129. Il ne faut pas penser que l’annonce évangélique doive se transmettre toujours par des formules déterminées et figées, ou avec des paroles précises qui expriment un contenu absolument invariable. Elle se transmet sous des formes très diverses qu’il serait impossible de décrire ou de cataloguer, dont le peuple de Dieu, avec ses innombrables gestes et signes, est le sujet collectif. Par conséquent, si l’Évangile s’est incarné dans une culture, il ne se communique pas seulement par l’annonce de personne à personne. Cela doit nous faire penser que, dans les pays où le christianisme est minoritaire, en plus d’encourager chaque baptisé à annoncer l’Évangile, les Églises particulières doivent développer activement des formes, au moins initiales, d’inculturation. Ce à quoi on doit tendre, en définitive, c’est que la prédication de l’Évangile, exprimée par des catégories propres à la culture où il est annoncé, provoque une nouvelle synthèse avec cette culture. Bien que ces processus soient toujours lents, parfois la crainte nous paralyse trop. Si nous laissons les doutes et les peurs étouffer toute audace, il est possible qu’au lieu d’être créatifs, nous restions simplement tranquilles sans provoquer aucune avancée et, dans ce cas, nous ne serons pas participants aux processus historiques par notre coopération, mais nous serons simplement spectateurs d’une stagnation stérile de l’Église.

Les charismes au service de la communion évangélisatrice

130. L’Esprit Saint enrichit toute l’Église qui évangélise aussi par divers charismes. Ce sont des dons pour renouveler et édifier l’Église.[108] Ils ne sont pas un patrimoine fermé, livré à un groupe pour qu’il le garde ; il s’agit plutôt de cadeaux de l’Esprit intégrés au corps ecclésial, attirés vers le centre qui est le Christ, d’où ils partent en une impulsion évangélisatrice.

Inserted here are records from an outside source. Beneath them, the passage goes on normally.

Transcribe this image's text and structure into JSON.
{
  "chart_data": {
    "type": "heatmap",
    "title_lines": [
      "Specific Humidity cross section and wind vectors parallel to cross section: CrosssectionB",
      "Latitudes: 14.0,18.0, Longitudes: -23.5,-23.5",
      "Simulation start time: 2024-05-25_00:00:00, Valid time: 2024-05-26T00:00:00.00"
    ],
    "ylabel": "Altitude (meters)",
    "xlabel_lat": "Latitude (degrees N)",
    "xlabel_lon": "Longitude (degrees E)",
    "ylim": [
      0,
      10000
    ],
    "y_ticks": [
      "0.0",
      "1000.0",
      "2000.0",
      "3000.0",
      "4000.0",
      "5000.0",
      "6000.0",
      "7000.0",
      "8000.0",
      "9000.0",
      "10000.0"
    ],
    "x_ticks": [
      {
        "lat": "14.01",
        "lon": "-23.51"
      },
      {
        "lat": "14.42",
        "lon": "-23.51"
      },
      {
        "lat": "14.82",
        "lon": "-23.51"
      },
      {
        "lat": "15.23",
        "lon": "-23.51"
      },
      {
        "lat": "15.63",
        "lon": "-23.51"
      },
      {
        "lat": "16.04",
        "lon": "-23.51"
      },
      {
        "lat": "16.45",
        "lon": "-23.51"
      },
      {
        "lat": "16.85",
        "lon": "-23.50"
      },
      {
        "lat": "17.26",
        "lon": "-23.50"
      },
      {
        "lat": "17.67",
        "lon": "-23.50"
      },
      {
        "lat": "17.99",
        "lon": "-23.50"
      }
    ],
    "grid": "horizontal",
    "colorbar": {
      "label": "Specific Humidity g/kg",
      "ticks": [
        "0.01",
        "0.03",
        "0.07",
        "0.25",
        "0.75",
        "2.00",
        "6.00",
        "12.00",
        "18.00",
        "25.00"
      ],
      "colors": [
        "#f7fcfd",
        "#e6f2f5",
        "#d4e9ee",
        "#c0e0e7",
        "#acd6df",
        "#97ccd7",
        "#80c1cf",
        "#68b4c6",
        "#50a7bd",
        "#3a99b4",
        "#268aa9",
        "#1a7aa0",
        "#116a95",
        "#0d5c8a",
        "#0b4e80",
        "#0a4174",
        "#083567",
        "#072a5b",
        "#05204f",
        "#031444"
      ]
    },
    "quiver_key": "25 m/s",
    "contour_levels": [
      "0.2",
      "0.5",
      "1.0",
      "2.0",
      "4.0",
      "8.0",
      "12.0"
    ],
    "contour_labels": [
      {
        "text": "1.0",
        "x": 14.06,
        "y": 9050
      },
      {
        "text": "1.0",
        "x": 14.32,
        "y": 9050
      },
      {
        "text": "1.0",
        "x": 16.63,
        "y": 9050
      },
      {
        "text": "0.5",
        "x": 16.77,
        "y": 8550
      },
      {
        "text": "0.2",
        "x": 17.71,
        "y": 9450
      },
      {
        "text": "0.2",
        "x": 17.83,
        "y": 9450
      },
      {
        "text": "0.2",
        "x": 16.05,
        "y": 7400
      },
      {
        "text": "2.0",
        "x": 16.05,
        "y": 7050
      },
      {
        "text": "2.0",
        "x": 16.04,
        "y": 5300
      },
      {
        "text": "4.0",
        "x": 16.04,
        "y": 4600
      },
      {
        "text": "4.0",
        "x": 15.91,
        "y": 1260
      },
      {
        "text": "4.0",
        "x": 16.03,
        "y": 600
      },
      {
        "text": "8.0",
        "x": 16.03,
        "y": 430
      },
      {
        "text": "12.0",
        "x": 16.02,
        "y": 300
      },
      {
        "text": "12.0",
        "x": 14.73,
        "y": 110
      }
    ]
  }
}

Un signe clair de l’authenticité d’un charisme est son ecclésialité, sa capacité de s’intégrer harmonieusement dans la vie du peuple saint de Dieu, pour le bien de tous. Une véritable nouveauté suscitée par l’Esprit n’a pas besoin de porter ombrage aux autres spiritualités et dons pour s’affirmer elle-même. Plus un charisme tournera son regard vers le cœur de l’Évangile plus son exercice sera ecclésial. Même si cela coûte, c’est dans la communion qu’un charisme se révèle authentiquement et mystérieusement fécond. Si elle vit ce défi, l’Église peut être un modèle pour la paix dans le monde.

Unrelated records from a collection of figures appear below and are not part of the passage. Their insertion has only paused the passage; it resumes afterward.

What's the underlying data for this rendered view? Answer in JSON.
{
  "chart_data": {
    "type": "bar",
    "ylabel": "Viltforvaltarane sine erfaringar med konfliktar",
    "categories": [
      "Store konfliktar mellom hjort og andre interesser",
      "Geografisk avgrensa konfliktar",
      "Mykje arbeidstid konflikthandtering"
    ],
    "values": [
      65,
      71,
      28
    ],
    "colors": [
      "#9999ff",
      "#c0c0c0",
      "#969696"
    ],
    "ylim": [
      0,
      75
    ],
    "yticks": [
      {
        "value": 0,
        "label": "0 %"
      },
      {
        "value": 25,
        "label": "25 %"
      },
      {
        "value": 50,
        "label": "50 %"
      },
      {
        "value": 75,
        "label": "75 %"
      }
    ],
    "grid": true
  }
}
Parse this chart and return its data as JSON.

131. Les différences entre les personnes et les communautés sont parfois inconfortables, mais l’Esprit Saint, qui suscite cette diversité, peut tirer de tout quelque chose de bon, et le transformer en un dynamisme évangélisateur qui agit par attraction. La diversité doit toujours être réconciliée avec l’aide de l’Esprit Saint ; lui seul peut susciter la diversité, la pluralité, la multiplicité et, en même temps, réaliser l’unité. En revanche, quand c’est nous qui prétendons être la diversité et que nous nous enfermons dans nos particularismes, dans nos exclusivismes, nous provoquons la division ; d’autre part, quand c’est nous qui voulons construire l’unité avec nos plans humains, nous finissons par imposer l’uniformité, l’homologation. Ceci n’aide pas à la mission de l’Église.

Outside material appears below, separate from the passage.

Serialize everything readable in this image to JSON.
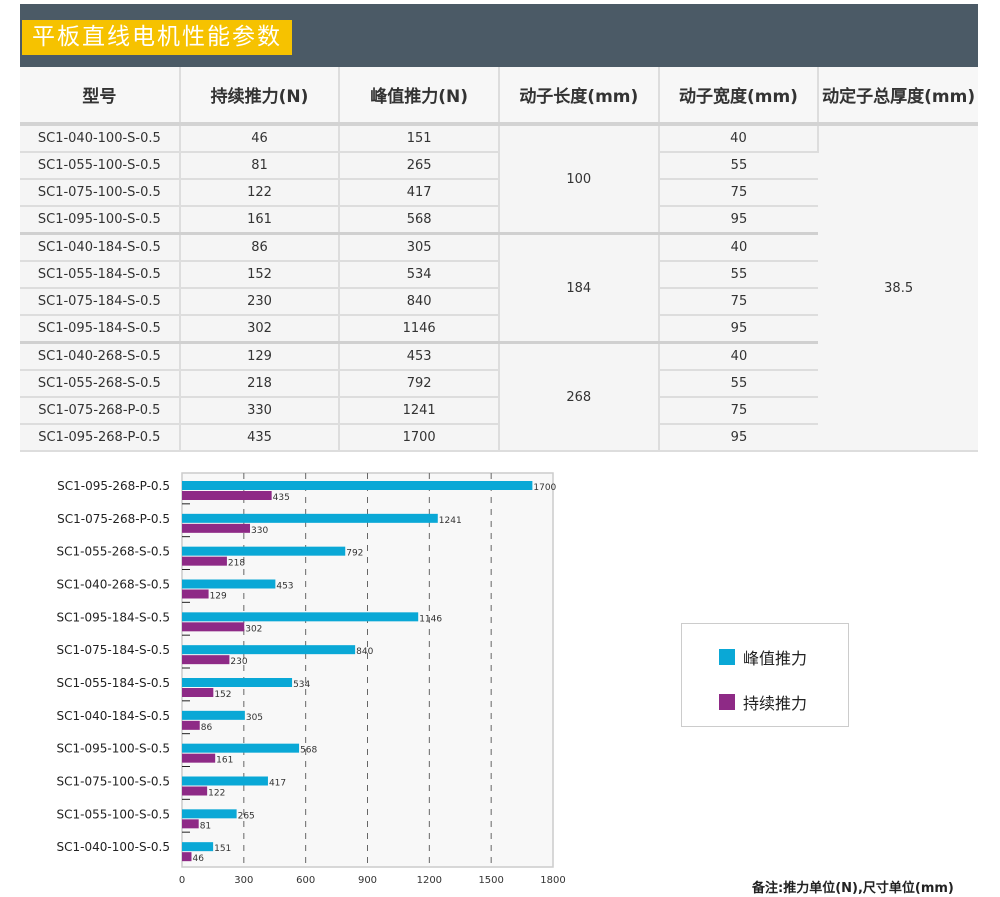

Culture, pensée et éducation

132. L’annonce à la culture implique aussi une annonce aux cultures professionnelles, scientifiques et académiques. Il s’agit de la rencontre entre la foi, la raison et les sciences qui vise à développer un nouveau discours sur la crédibilité, une apologétique originale[109] qui aide à créer les dispositions pour que l’Évangile soit écouté par tous. Quand certaines catégories de la raison et des sciences sont accueillies dans l’annonce du message, ces catégories elles-mêmes deviennent des instruments d’évangélisation ; c’est l’eau changée en vin. C’est ce qui une fois adopté, n’est pas seulement racheté, mais devient instrument de l’Esprit pour éclairer et rénover le monde.

133. Du moment que la préoccupation de l’évangélisateur de rejoindre toute personne ne suffit pas, et que l’Évangile doit aussi être annoncé aux cultures dans leur ensemble,la théologie – et pas seulement la théologie pastorale – en dialogue avec les autres sciences et expériences humaines revêt une grande importance pour penser comment faire parvenir la proposition de l’Évangile à la diversité des contextes culturels et des destinataires.[110] Engagée dans l’évangélisation, l’Église apprécie et encourage le charisme des théologiens et leur effort dans la recherche théologique qui promeut le dialogue avec le monde de la culture et de la science. Je fais appel aux théologiens afin qu’ils accomplissent ce service comme faisant partie de la mission salvifique de l’Église. Mais il est nécessaire, qu’à cette fin, ils aient à cœur la finalité évangélisatrice de l’Église et de la théologie elle-même, et qu’ils ne se contentent pas d’une théologie de bureau.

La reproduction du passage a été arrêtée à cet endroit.